Gdy odzyskał równowagę, Bibhatsu szył w Dronę bełty.
sa vihvalitasarvāṅgaḥ kṣitikampe yathācalaḥ /
dhairyam ālambya bībhatsur droṇaṃ vivyādha patribhiḥ //
Drona w odwecie pięć bełtów w Wasudewę dziarsko wraził,
siedemdziesiąt trzy w Ardźunę, trzema zaś ściął mu proporzec.
droṇastu pañcabhir bāṇair vāsudevam atāḍayat /
arjunaṃ ca trisaptatyā dhvajaṃ cāsya tribhiḥ śaraiḥ //
Mężny Drona przezwyciężył deszczem strzał swojego ucznia
oraz sprawił, że Ardźuna, o królu, na chwilę zniknął.
viśeṣayiṣyañ śiṣyaṃ ca droṇo rājan parākramī /
adṛśyam arjunaṃ cakre nimeṣāccharavṛṣṭibhiḥ //
Zwartą masą spadające ujrzeliśmy jego strzały,
łuk zaś syna Bharadwadźi był napięty niczym koło.

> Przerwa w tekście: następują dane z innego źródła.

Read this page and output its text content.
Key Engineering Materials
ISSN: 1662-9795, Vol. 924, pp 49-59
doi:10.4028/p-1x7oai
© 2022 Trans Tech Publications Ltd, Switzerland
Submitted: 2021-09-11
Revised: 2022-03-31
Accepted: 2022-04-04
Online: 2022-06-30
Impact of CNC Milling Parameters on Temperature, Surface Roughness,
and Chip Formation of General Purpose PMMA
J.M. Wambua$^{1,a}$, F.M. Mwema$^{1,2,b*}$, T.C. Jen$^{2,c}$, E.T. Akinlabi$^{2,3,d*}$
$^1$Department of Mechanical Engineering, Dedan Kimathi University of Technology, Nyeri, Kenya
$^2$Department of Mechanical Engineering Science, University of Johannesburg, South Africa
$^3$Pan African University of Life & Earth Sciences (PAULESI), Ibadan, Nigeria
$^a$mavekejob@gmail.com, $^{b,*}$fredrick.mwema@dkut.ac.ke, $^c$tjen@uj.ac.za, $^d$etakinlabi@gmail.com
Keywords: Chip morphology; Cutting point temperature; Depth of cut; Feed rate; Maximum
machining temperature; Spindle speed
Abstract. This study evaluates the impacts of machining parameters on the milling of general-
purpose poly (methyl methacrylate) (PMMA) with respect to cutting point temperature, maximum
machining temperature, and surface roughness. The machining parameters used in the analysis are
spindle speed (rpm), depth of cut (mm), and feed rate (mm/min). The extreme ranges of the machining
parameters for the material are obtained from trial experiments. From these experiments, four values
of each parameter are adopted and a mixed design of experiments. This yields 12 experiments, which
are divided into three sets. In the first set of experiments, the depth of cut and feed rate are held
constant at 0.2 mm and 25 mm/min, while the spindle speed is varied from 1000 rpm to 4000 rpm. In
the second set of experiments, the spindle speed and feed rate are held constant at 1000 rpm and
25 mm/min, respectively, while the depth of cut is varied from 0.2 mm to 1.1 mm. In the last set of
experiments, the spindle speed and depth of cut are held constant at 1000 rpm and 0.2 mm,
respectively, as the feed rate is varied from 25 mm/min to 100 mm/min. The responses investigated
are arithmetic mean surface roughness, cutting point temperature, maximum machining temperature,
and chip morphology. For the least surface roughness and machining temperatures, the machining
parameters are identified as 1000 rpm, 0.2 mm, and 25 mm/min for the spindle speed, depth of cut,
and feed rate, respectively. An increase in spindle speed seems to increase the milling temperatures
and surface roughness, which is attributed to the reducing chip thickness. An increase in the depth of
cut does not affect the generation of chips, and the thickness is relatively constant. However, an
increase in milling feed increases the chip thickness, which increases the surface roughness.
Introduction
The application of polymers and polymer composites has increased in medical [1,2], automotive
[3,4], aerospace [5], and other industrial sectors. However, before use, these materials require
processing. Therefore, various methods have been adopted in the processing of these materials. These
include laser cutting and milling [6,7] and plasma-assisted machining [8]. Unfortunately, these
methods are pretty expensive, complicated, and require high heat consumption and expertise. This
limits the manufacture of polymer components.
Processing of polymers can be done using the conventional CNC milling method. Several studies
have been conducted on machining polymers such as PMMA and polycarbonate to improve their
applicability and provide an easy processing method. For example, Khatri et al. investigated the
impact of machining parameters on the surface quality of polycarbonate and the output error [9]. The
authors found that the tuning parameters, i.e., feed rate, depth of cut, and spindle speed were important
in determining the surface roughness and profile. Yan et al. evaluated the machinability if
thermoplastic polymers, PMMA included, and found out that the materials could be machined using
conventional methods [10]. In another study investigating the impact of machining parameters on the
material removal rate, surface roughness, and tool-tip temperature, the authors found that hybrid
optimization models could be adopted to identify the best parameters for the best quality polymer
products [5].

prasaktān patato 'drākṣma bhāradvājasya sāyakān /
maṇḍalīkṛtam evāsya dhanuścādṛśyatādbhutam //
Liczne czaplopióre strzały słane przez Dronę w zmaganiach
uderzyły, wielki królu, w Wasudewę i Ardźunę.
te 'bhyayuḥ samare rājan vāsudevadhanaṃjayau /
droṇasṛṣṭāḥ subahavaḥ kaṅkapatraparicchadāḥ //
Gdy przemądry Wasudewa ujrzał taki pojedynek
Drony oraz syna Pandu, począł dumać o zadaniu.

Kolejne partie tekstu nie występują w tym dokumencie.